Nathalie Klingebiel: Mentalität statt Minuten

In meiner Arbeit als Sportpsychologin an einem Nachwuchsleistungszentrum habe ich häufig mit einem Thema zu tun, dass scheinbar ein nicht verschwinden wollender Nebel über Mannschaften, Spielern und Trainern wabert: Spielzeit.

Zum Thema: Warum wahre Leader nicht nur auf dem Platz glänzen

Auch wenn das übergeordnete Motto an NLZs eigentlich „Entwicklung vor Leistung“ lautet, ist in den Köpfen der Spieler doch immer noch verankert, dass sie sich als Fußballer hauptsächlich darüber definieren, ob sie in der Startelf stehen und wie viele Einsatzminuten sie bekommen. Dass jemand, der zwar 90 Minuten durch spielt, dafür aber vielleicht an diesem Tag besonders schwach, nicht zwangsläufig besser ist als jemand, der „nur“ für 20 Minuten eingewechselt wird, dafür aber on point abliefert, ist für viele (noch) nicht die Perspektive der Wahl. Kein Wunder – wird im modernen Fußball doch alles an Zahlen, Werten und Stats gemessen.
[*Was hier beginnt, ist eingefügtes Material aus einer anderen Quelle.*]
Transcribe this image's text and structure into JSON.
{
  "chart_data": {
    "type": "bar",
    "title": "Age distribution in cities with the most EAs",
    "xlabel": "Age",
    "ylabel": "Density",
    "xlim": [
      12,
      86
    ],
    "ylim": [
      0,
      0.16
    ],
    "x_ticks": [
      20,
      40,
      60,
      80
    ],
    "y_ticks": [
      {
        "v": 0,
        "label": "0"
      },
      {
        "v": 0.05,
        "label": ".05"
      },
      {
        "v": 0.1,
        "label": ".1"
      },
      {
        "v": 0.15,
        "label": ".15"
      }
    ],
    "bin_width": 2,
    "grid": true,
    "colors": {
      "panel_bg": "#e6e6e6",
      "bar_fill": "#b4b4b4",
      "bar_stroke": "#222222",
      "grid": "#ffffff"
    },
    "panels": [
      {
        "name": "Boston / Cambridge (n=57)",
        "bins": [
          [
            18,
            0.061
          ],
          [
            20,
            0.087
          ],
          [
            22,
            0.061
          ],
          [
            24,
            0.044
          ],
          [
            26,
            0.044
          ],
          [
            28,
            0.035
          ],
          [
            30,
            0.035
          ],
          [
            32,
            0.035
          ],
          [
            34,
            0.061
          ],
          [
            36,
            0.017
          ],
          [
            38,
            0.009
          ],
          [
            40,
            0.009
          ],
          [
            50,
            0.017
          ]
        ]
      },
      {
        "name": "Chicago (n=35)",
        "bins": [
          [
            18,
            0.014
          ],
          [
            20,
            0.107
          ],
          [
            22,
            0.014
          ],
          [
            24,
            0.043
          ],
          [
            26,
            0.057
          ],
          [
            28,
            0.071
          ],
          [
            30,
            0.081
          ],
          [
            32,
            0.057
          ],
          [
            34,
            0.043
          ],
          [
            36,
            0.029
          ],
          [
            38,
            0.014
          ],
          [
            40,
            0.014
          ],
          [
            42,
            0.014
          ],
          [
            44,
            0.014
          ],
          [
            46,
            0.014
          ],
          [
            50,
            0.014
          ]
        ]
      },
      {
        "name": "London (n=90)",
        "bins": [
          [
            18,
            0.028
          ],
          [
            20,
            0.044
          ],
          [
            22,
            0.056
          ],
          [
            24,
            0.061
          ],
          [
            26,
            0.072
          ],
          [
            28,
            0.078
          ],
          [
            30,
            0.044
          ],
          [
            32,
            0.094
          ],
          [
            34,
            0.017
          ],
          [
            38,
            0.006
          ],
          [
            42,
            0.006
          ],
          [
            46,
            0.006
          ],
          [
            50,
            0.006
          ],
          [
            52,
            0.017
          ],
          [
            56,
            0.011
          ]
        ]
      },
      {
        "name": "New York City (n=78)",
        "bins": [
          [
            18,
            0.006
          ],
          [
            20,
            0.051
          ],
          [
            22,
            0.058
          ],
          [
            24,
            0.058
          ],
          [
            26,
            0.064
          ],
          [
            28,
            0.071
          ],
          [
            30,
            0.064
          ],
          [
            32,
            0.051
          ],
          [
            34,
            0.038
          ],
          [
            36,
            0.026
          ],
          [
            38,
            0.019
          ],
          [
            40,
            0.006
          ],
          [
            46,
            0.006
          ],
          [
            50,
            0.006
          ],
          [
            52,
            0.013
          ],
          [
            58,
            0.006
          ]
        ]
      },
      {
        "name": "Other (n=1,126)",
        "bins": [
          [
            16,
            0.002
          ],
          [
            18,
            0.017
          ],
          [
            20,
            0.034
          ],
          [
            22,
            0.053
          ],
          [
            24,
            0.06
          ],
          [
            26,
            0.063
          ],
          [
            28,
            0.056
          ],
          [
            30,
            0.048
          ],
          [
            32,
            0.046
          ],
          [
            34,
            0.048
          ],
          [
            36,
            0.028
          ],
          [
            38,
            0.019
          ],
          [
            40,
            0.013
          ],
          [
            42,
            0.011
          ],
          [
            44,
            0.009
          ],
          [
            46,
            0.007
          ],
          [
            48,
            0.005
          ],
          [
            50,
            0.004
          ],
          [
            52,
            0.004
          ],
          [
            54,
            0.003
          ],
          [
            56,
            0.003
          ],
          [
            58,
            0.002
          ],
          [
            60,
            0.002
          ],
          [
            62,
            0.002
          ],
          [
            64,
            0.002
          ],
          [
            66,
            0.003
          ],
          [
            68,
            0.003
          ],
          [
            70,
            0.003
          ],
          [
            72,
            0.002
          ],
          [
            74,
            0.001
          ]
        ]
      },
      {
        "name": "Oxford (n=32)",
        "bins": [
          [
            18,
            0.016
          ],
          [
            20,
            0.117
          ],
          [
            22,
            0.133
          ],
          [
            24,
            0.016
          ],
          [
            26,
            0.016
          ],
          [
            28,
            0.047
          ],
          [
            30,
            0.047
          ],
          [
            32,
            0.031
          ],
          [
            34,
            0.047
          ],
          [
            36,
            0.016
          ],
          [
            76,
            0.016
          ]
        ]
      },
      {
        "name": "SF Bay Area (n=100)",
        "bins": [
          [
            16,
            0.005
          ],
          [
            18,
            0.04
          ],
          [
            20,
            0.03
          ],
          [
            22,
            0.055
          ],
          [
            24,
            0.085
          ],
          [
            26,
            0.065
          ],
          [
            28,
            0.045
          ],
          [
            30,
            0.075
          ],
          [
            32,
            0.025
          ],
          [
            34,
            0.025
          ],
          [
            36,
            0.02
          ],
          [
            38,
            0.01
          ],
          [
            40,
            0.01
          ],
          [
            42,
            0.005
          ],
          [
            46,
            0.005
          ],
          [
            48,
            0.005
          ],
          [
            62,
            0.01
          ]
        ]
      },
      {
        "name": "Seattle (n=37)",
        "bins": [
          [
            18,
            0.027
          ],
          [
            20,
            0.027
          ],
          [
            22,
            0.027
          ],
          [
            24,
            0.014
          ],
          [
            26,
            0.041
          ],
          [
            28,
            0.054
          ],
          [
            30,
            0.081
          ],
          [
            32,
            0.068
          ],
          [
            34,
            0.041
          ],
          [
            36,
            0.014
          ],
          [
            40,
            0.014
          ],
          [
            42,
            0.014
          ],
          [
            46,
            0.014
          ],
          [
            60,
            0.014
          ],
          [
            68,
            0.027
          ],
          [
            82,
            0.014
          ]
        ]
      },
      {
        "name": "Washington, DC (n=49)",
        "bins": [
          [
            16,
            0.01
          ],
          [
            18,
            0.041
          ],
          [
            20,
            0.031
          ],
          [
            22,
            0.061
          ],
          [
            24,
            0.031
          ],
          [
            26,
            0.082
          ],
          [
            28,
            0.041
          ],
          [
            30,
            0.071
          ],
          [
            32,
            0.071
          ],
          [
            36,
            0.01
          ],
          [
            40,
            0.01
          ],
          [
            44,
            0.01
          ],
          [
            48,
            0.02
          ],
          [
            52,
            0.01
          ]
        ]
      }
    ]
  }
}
Das Problem daran? Es ergibt sich eine Schwarz-Weiß-Sichtweise, die in den meisten Fällen eine Negativspirale mit sich zieht. Glaubenssätze wie „Ich bin nur gut, wenn ich von Beginn an und über 90 Minuten spiele“ oder „Ich muss eine schlechte Leistung gebracht haben, wenn der Trainer mich auf die Bank setzt“ führen dann zu mangelndem Selbstvertrauen, einem Gefühl von erhöhtem Leistungsdruck sowie geringerer Motivation bis hin zum kompletten Verlust der Freude am Fußball. 

„Leadership von der Bank“

An dieser Stelle kommt die Sportpsychologie wieder ins Spiel. Gemeinsam mit den Mannschaften im Rahmen eines Workshops oder mit einzelnen Spielern, die mit ihren Anliegen zu mir ins Coaching kommen, erarbeite ich dann das Thema „Leadership von der Bank“. Dabei wird anhand verschiedener Reflexionsfragen geschaut, was Leadership im Allgemeinen für die Spieler bedeutet und wie sie diese Faktoren und Eigenschaften, nicht nur auf dem Platz, sondern auch von der Bank aus umsetzen können. Sie können sich beispielsweise fragen, wie sie ihr Team konkret unterstützen, auch wenn sie nicht spielen. 

Wichtig ist es zudem, ein Bewusstsein dafür zu vermitteln, dass man immer dieselbe Motivation und das gleiche positive Mindset an den Tag legen sollte, so als würde man jedes Spiel in der Startelf stehen. Das sind häufig unterschätzte Qualitäten, die Trainern aber durchaus auffallen und auf die sie Wert legen, was nicht zuletzt auch ihre Entscheidung beeinflussen kann, auf wen sie im nächsten Spiel setzen. Manchmal ist es auch ein strategischer Plan des Trainers, bestimmte Spieler vorerst auf der Bank zu lassen, da ihre Spielweise oder Position nicht zur Taktik des Gegners passt. Auch hier zeigt sich wieder: Leader und somit ein wichtiger Teil der Mannschaft zu sein, heißt nicht gleich Spielzeit. 

Unterschiedsspieler statt Ersatzspieler

Nicht zuletzt werden Bankspieler häufig als Joker eingesetzt, die erst im späten Spielverlauf und somit innerhalb kürzester Zeit das Spiel noch drehen oder entscheiden (können). Prominentestes Beispiel: Mario Götze, dessen Name seit dem WM-Finale gegen Argentinien wohl jedem ein Begriff sein sollte, als er Deutschland in der 113. Minute zum WM-Sieg geschossen hat.

Ein wichtiges Learning, was ich meinen Spielern in diesem Kontext mit auf den Weg gebe, ist folgendes: Spieler von der Bank sind keine Ersatzspieler, sondern Unterschiedsspieler.